L'avvocato catanzarese accusa l'ex ministro di prendere soldi "Si faceva pagare 5 milioni a emendamento"

I nomi altisonanti emersi dalle carte dell’inchiesta “Rinascita Scott” sono molti e fanno riferimento ai più alti livelli del mondo imprenditoriale e politico del Paese. Uno dei perni di questa maxi operazione della Dda di Catanzaro, è certamente Giancarlo Pittelli, avvocato penalista ed ex parlamentare della Repubblica in quota Forza Italia, ritenuto dagli inquirenti molto vicino alla potente cosca Mancuso di Limbadi.

Ed è proprio in relazione alle attività di quest’ultimo che entra in gioco un personaggio molto noto come certamente è l’ex ministro dell’Economia, Giulio Tremonti.

Il suo nome viene fuori nel corso di un pranzo a Soverato con Marcella Tettoni, consigliere comunale nel paese di Pisano, in quei giorni sullo Ionio catanzarese per interessi di natura professionale afferenti al suo lavoro di amministratrice aziendale.

Si parla di un complesso alberghiero a Copanello.

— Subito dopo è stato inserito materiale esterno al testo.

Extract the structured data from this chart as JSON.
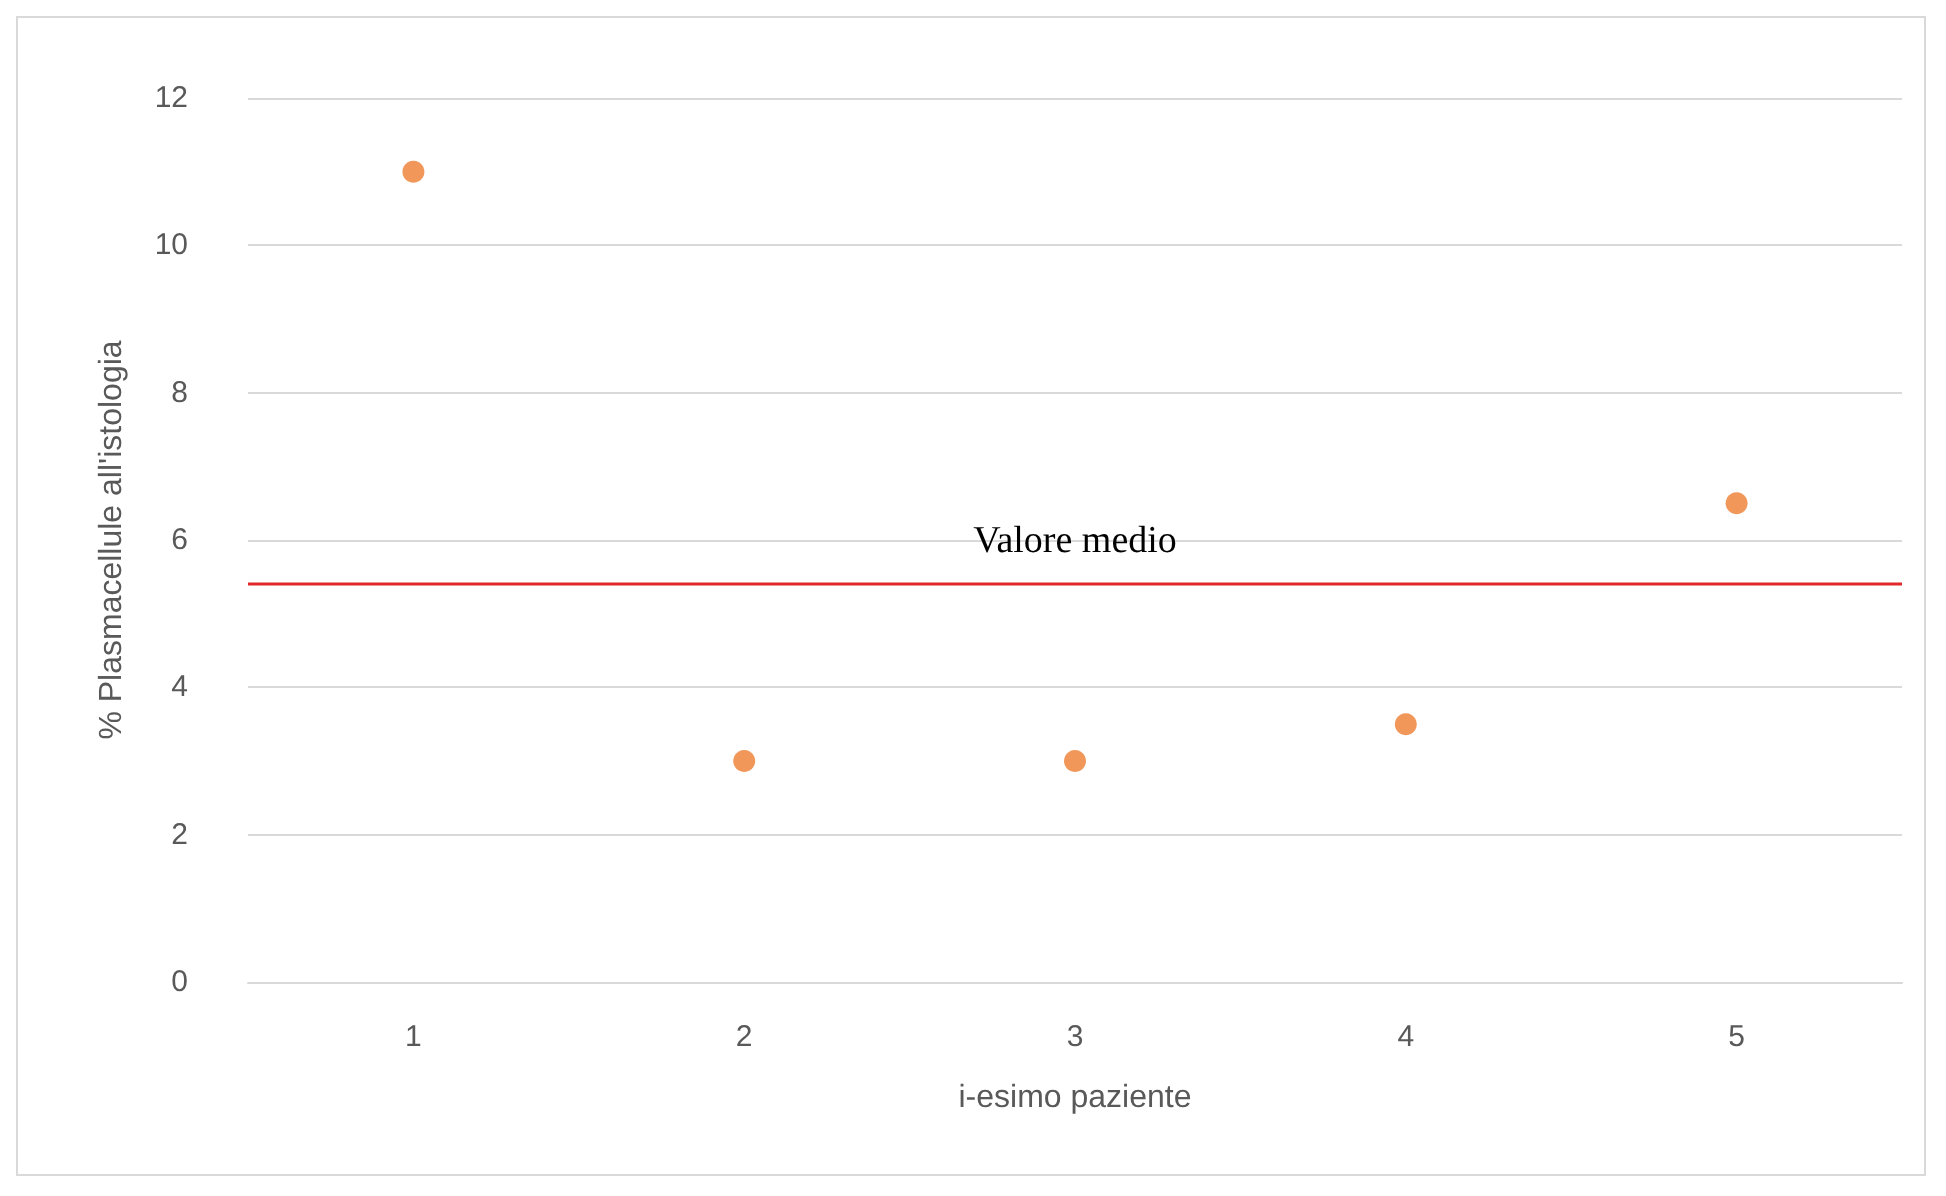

In quella occasione una conversazione viene intercettata dagli inquirenti: «Ti posso raccontare soltanto – dice Pittelli – che quando stavo in Parlamento e votavamo le leggi… c’era Tremonti che si faceva pagare gli emendamenti, lo sai… Non lui direttamente, ma Milanese». La ricostruzione è de Il Fatto Quotidiano: «potrebbe trattarsi di Marco Milanese, consigliere e braccio destro dell’ex ministro dell’economia».

Il nome di Tremonti ritorna qualche settimana più tardi, in occasione di un altro pranzo, questa volta alla presenza dei boss Luigi Mancuso e Saverio Razionale. Parlando del suo ruolo di parlamentare, l’avvocato sostiene: «Lavoravamo fino alle 4 di mattina. Altri facevano i soldi e Tremonti si prendeva…» Quindi Razionale interrompe il discorso: «Quel cornuto è uno scemo». E Pittelli risponde: «Si prendeva 5 milioni a emendamento».

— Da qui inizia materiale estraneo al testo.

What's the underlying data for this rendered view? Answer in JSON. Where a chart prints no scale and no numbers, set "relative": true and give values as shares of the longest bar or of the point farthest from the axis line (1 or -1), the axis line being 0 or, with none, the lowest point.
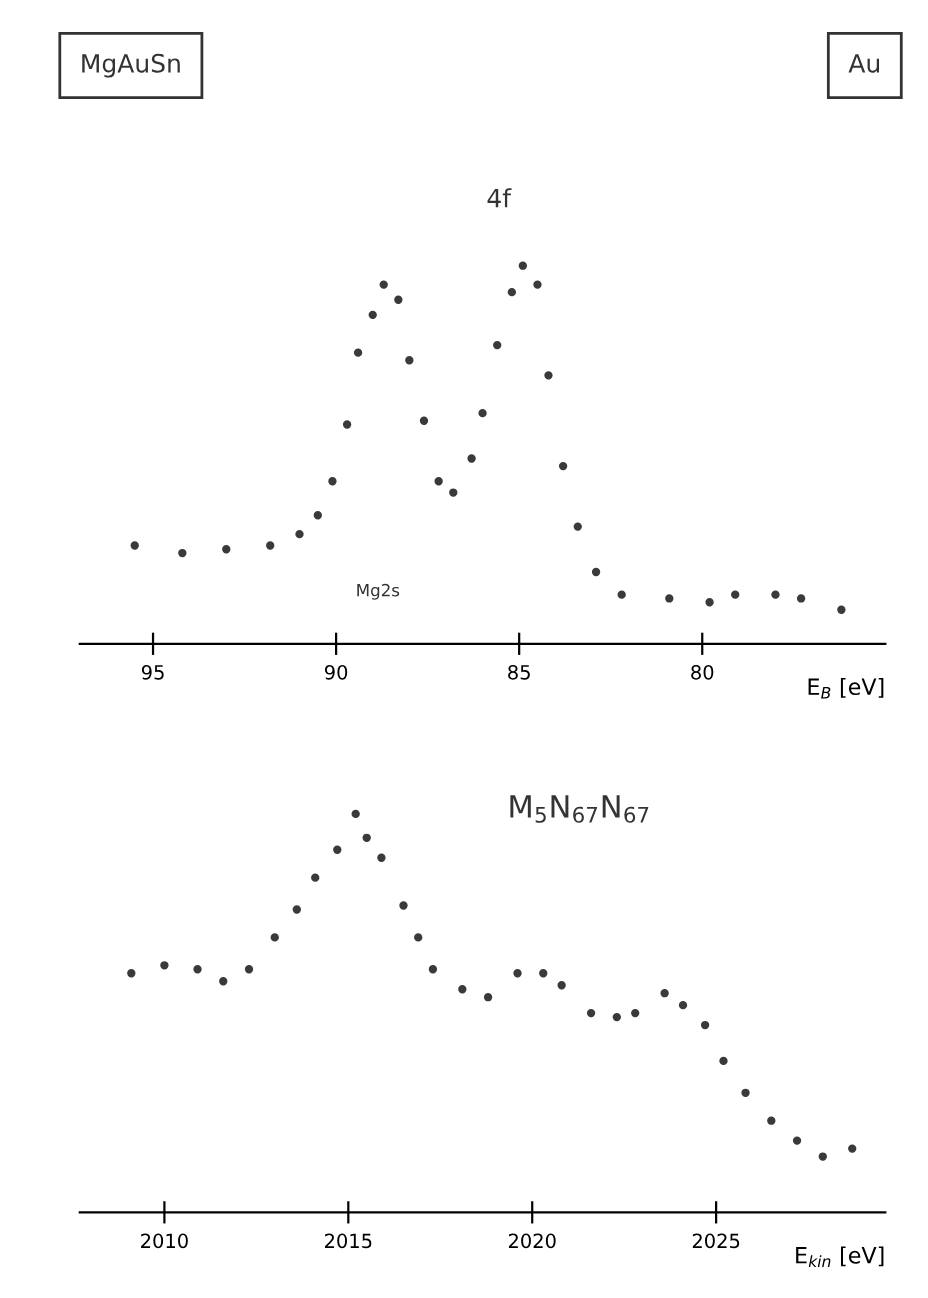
{
  "chart_data": [
    {
      "type": "scatter",
      "relative": true,
      "marker": "circle",
      "tick_labels": "x",
      "grid": false,
      "legend": false,
      "xlabel": "E$_{B}$ [eV]",
      "annotations": [
        "MgAuSn",
        "Au",
        "4f",
        "Mg2s"
      ],
      "xlim": [
        97,
        75
      ],
      "xticks": [
        95,
        90,
        85,
        80
      ],
      "x": [
        95.5,
        94.2,
        93.0,
        91.8,
        91.0,
        90.5,
        90.1,
        89.7,
        89.4,
        89.0,
        88.7,
        88.3,
        88.0,
        87.6,
        87.2,
        86.8,
        86.3,
        86.0,
        85.6,
        85.2,
        84.9,
        84.5,
        84.2,
        83.8,
        83.4,
        82.9,
        82.2,
        80.9,
        79.8,
        79.1,
        78.0,
        77.3,
        76.2
      ],
      "series": [
        {
          "color": "#3a3a3a",
          "values": [
            0.26,
            0.24,
            0.25,
            0.26,
            0.29,
            0.34,
            0.43,
            0.58,
            0.77,
            0.87,
            0.95,
            0.91,
            0.75,
            0.59,
            0.43,
            0.4,
            0.49,
            0.61,
            0.79,
            0.93,
            1.0,
            0.95,
            0.71,
            0.47,
            0.31,
            0.19,
            0.13,
            0.12,
            0.11,
            0.13,
            0.13,
            0.12,
            0.09
          ]
        }
      ]
    },
    {
      "type": "scatter",
      "relative": true,
      "marker": "circle",
      "tick_labels": "x",
      "grid": false,
      "legend": false,
      "xlabel": "E$_{kin}$ [eV]",
      "annotations": [
        "M$_{5}$N$_{67}$N$_{67}$"
      ],
      "xlim": [
        2007.7,
        2029.6
      ],
      "xticks": [
        2010,
        2015,
        2020,
        2025
      ],
      "x": [
        2009.1,
        2010.0,
        2010.9,
        2011.6,
        2012.3,
        2013.0,
        2013.6,
        2014.1,
        2014.7,
        2015.2,
        2015.5,
        2015.9,
        2016.5,
        2016.9,
        2017.3,
        2018.1,
        2018.8,
        2019.6,
        2020.3,
        2020.8,
        2021.6,
        2022.3,
        2022.8,
        2023.6,
        2024.1,
        2024.7,
        2025.2,
        2025.8,
        2026.5,
        2027.2,
        2027.9,
        2028.7
      ],
      "series": [
        {
          "color": "#3a3a3a",
          "values": [
            0.6,
            0.62,
            0.61,
            0.58,
            0.61,
            0.69,
            0.76,
            0.84,
            0.91,
            1.0,
            0.94,
            0.89,
            0.77,
            0.69,
            0.61,
            0.56,
            0.54,
            0.6,
            0.6,
            0.57,
            0.5,
            0.49,
            0.5,
            0.55,
            0.52,
            0.47,
            0.38,
            0.3,
            0.23,
            0.18,
            0.14,
            0.16
          ]
        }
      ]
    }
  ]
}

Raggiunto telefonicamente dal quotidiano, l’ex ministro ha bollato la vicenda come falsità: «Farò una citazione e richiesta di risarcimento danni nei suoi confronti. Applicherò la stessa tariffa che mi accusa di aver adottato per gli emendamenti: gli chiederò 5 milioni di euro che poi devolverò alla lotta al Covid-19».